The Amano Textile Museum is internationally renowned for its great collection of archaeological material from pre-Columbian Peruvian cultures and the valuable contribution of Mr. Yoshitaro Amano to the protection of the world’s textile heritage. The museum was born after Mr. Amano, a successful Japanese businessman, decided to settle in Peru.


In his travels throughout Peru, Mr. Amano came across objects that had been abandoned by tomb raiders. As a cultured man, he understood the importance of such items and began to devote much of his time to the recovery and conservation of objects scattered across the coastal deserts of Peru, which he then displayed in his home in Miraflores.


In 1964 he founded the Amano Museum, one of the first purpose-built museums in Peru. The institution quickly became known as one of the most important exhibition spaces for Peruvian textile art and a cooperation bridge between Peruvian and Japanese researchers, receiving frequent formal visits from overseas scholars.

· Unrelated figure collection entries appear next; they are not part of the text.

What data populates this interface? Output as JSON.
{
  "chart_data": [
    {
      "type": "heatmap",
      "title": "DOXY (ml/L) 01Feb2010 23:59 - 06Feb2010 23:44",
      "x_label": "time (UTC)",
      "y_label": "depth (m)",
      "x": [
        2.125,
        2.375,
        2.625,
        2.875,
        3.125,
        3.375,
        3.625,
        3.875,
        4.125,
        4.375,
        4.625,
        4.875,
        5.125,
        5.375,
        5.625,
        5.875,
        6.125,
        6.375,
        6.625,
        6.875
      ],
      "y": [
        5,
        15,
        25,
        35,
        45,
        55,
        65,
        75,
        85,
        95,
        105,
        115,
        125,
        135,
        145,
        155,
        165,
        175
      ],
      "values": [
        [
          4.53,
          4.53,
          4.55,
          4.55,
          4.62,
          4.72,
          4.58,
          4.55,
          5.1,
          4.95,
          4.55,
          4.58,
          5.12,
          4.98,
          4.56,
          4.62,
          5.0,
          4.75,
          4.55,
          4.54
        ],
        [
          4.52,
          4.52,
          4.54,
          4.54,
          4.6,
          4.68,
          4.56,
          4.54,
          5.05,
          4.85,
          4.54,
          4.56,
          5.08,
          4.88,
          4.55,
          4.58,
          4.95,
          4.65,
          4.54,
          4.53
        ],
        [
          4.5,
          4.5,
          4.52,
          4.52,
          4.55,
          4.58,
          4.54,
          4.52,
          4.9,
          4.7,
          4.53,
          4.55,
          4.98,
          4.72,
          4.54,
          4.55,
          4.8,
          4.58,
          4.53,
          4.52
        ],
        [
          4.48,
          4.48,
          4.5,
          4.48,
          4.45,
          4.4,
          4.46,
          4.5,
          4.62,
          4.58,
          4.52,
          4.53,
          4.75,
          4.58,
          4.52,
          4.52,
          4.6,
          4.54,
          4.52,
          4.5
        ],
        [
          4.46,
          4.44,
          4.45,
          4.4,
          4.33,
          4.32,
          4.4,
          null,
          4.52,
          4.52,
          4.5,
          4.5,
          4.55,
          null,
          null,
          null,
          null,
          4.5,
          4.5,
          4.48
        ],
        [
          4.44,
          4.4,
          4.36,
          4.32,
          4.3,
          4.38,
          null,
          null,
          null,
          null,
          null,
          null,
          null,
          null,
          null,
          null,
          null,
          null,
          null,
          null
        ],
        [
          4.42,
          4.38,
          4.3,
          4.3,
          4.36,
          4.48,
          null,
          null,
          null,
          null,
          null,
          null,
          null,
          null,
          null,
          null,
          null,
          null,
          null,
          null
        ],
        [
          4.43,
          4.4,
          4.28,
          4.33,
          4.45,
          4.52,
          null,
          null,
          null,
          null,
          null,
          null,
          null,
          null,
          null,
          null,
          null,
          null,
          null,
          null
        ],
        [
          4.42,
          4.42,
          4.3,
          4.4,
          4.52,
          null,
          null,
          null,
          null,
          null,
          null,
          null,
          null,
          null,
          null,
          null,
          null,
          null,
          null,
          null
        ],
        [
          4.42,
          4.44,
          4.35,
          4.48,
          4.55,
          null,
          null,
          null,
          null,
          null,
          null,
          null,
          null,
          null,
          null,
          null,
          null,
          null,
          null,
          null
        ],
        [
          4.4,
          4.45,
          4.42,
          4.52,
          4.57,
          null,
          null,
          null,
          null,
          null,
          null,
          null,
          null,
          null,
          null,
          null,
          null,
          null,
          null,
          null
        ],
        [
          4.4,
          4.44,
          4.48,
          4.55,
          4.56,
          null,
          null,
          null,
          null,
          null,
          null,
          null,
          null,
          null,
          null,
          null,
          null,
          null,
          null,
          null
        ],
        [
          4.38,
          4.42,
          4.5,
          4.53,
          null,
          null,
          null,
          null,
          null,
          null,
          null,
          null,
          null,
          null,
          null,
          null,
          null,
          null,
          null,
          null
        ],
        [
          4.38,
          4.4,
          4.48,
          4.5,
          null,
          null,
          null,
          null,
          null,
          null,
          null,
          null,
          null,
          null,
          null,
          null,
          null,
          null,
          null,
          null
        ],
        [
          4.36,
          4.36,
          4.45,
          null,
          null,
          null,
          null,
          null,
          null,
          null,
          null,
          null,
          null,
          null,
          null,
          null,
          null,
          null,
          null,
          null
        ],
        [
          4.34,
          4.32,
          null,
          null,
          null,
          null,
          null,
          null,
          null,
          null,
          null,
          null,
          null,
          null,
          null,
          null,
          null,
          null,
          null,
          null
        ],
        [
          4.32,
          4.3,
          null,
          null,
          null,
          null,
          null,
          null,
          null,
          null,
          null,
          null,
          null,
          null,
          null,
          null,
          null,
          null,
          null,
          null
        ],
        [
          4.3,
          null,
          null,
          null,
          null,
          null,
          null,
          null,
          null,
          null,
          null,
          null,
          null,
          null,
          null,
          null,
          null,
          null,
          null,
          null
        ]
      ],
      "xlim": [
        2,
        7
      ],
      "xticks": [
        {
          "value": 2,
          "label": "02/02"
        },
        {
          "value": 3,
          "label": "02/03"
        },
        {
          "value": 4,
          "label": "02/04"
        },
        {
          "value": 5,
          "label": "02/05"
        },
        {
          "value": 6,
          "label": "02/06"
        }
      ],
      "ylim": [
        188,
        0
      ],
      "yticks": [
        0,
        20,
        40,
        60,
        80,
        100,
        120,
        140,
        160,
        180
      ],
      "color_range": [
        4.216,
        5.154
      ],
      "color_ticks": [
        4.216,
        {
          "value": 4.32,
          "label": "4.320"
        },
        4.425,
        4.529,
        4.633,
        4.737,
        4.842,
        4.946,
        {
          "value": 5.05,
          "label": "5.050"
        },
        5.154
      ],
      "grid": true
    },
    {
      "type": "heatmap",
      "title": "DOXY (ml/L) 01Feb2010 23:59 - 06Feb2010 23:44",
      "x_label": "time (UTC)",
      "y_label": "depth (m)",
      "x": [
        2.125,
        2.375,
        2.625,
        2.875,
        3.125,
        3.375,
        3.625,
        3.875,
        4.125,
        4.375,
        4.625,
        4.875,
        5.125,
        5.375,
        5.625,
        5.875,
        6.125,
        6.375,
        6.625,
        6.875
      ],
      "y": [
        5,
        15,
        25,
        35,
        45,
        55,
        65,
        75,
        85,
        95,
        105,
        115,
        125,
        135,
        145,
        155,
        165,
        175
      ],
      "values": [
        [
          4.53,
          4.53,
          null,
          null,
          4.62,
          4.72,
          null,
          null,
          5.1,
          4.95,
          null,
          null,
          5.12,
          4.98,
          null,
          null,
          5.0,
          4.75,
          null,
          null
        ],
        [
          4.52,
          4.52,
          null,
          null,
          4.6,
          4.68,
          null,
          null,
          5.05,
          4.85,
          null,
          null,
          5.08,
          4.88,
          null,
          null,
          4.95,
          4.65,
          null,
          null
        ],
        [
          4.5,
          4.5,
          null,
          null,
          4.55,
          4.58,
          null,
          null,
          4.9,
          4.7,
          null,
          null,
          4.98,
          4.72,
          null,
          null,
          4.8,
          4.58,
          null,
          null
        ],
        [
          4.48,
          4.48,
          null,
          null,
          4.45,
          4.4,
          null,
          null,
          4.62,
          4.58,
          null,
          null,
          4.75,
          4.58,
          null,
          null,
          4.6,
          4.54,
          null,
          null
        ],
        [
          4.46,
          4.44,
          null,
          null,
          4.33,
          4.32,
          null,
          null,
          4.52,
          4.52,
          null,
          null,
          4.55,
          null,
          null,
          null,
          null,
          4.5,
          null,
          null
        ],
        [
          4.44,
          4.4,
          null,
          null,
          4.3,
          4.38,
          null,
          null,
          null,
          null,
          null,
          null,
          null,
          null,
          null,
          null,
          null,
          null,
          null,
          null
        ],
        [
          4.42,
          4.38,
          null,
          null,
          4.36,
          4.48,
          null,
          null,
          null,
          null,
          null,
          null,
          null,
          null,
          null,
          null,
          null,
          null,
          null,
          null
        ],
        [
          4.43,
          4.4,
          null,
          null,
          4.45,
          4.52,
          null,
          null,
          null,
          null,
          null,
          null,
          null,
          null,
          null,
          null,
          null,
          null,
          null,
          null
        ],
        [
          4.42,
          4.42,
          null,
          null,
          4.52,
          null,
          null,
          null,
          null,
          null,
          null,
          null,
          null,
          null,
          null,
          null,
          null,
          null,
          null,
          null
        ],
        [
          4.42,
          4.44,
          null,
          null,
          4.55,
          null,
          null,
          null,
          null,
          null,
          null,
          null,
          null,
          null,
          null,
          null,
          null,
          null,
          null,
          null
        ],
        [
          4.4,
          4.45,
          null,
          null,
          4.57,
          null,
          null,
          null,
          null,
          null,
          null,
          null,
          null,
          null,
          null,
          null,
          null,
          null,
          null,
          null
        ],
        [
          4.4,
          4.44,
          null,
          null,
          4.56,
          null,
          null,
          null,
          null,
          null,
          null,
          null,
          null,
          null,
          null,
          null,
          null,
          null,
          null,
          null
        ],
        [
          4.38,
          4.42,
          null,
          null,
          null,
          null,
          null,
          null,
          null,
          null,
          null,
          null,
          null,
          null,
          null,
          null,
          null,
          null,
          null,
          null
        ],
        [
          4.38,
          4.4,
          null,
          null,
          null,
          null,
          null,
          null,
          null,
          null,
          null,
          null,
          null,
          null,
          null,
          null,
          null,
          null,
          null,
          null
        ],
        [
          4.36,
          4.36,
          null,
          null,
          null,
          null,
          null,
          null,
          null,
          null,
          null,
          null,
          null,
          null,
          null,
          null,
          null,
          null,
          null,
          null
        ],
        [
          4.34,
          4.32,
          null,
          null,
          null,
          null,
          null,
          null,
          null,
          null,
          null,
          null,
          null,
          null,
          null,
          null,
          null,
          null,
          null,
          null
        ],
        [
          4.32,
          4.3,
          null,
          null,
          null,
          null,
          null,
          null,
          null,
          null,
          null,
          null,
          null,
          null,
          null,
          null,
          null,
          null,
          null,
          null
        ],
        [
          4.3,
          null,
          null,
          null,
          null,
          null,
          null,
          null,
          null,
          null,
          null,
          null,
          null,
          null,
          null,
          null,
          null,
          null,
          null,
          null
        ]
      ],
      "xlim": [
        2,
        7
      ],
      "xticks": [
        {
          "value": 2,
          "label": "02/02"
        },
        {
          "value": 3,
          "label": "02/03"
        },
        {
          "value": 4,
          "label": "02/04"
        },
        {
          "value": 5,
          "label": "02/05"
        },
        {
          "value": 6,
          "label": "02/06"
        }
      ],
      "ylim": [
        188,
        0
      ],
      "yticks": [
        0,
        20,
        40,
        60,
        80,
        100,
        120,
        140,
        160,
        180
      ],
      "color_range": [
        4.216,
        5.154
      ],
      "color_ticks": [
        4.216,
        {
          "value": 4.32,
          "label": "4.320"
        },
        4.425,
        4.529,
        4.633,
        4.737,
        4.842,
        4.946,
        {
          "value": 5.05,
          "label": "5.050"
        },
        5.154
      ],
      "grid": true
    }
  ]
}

Recently, after 50 years’ service to Peruvian culture and the Japanese community, Mr. Amano’s successors and the foundation he established took the difficult decision to close the museum and embark upon the task of remodeling the exhibition, through the creation of specially designed galleries intended to accommodate a larger number of visitors and make the institution self-sustaining. The first step in this process was the securing of significant financial support from institutions including the Japanese Embassy, Sumitomo Metal Mining and the Miyasato company.


Just over a year after beginning this task, the museum reopened its doors and resumed its role as an active promoter of Peruvian culture. The remodeling has doubled the available exhibition space, improved conservation methods, and made it possible to display more than six hundred textile works from the Amano collection. New features include informative panels, videos, and the very latest multimedia applications.


The Amano family is fully committed to continuing its contribution to conservation and research focused on Peru’s textile heritage, in keeping with the wishes of the founder of this major national museum, and honoring his memory.